Macro fear makes it a good time to buy.

The most popular headline on Bloomberg on Monday June 13, 2011 was:
 
“’Perfect Storm’ May Threaten Global Economy”,  based on comments from Nouriel Roubini. 
 
For those who choose to read on a bit further, they would read the following:

 
“There’s a one-in-three chance the factors will combine to stunt growth from 2013, Roubini said in a June 11 interview in Singapore.
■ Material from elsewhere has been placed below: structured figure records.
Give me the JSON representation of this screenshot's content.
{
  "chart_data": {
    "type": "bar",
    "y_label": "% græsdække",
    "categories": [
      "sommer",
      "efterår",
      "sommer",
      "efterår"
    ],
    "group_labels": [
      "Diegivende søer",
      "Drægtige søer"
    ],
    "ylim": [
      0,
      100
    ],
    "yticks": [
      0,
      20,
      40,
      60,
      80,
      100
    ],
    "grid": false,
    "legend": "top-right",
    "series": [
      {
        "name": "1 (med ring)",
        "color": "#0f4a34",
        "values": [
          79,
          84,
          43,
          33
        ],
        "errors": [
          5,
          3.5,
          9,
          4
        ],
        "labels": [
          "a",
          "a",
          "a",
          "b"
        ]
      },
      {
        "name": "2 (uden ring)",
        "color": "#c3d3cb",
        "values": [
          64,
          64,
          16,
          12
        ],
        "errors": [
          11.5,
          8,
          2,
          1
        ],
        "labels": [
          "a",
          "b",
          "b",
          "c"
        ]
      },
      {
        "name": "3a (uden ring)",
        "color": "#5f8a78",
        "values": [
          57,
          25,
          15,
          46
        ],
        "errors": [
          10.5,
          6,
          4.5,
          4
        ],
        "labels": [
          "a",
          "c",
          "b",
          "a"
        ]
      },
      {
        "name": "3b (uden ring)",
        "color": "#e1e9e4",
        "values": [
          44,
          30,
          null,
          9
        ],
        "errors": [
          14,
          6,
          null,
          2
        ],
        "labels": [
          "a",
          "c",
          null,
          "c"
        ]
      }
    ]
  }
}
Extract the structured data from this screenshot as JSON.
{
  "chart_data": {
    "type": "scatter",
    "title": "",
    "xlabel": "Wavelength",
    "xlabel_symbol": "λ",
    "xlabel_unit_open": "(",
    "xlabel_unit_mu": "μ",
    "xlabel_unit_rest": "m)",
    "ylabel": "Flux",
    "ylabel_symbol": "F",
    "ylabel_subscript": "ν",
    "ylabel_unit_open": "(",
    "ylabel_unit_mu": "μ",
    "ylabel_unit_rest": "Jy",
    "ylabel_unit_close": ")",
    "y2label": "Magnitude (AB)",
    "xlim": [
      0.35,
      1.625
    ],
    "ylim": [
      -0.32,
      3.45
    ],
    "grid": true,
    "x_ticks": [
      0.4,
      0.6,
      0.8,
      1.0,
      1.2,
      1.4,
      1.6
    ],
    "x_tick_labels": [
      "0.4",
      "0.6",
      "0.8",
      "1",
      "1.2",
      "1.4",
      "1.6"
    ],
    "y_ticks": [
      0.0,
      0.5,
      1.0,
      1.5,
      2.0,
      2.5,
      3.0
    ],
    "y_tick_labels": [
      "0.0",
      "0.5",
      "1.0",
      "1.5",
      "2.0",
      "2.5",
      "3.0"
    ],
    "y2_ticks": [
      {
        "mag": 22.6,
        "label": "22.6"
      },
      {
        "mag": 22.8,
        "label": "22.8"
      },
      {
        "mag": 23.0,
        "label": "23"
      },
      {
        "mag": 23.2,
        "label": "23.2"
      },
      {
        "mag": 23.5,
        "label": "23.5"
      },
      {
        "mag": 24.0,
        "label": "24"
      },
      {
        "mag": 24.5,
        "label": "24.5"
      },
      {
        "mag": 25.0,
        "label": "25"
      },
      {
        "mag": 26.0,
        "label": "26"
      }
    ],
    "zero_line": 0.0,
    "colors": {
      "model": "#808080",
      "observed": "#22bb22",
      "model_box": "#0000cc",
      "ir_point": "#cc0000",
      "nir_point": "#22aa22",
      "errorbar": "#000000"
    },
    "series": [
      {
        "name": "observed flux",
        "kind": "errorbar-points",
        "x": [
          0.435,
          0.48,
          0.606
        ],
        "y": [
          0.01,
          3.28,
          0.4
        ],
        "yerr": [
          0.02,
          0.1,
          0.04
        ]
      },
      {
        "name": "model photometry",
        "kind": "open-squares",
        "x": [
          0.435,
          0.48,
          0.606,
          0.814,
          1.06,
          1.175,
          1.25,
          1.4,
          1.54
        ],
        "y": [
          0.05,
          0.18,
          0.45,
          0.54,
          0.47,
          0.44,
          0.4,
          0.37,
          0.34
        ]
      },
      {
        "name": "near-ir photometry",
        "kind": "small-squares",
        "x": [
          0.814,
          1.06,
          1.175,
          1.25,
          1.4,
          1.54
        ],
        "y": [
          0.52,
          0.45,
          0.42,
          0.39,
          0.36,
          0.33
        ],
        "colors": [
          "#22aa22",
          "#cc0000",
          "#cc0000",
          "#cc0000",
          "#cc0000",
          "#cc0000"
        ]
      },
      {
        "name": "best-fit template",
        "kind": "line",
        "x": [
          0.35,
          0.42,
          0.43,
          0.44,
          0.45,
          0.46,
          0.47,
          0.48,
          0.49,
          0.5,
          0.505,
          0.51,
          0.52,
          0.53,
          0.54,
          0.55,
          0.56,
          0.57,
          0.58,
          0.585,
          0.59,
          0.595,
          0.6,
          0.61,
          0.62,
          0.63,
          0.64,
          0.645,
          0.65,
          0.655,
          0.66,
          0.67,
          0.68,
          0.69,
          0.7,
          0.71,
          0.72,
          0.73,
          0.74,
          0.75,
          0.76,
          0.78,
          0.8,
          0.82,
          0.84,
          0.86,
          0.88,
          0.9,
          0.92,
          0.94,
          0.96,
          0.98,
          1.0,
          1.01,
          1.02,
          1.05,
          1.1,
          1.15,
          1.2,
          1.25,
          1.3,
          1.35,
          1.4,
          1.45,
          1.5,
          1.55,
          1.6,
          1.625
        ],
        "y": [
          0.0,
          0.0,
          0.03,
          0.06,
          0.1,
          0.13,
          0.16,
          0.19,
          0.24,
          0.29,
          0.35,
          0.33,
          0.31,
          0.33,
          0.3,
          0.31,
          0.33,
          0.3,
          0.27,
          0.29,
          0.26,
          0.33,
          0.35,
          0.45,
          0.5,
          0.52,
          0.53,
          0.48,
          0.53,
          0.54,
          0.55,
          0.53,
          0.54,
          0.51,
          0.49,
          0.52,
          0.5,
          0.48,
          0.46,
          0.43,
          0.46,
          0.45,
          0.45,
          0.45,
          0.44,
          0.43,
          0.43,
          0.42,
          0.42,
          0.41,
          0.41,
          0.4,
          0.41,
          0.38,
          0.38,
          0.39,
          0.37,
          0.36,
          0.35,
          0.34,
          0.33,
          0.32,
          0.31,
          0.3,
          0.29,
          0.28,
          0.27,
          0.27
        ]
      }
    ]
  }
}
Other possible outcomes are “anemic but OK” global growth or an “optimistic” scenario in which the expansion improves.”   

 
Said another way, there is two-in-three chance that growth beyond 2013 will be good.
 
We are now over 3 years past the start of the “financial crisis” and over 2 years past the bottom of the crisis.  The economy and markets move in cycles and not linearly with, on average, at least one downturn per decade.  Therefore, one would not have to be prescient to predict that there will be another economic and market downturn during the next 7 years.  The question is whether that expectation is sufficient justification for not investing or disinvesting.  History suggests that the gains to be made in between downturns dramatically exceed the losses during downturns.  Doesn’t that history suggest that, notwithstanding the likelihood of a downturn somewhere in the future, the way to earn attractive investment returns is to be invested during the up-cycle, especially when fear drives the prices of quality businesses down?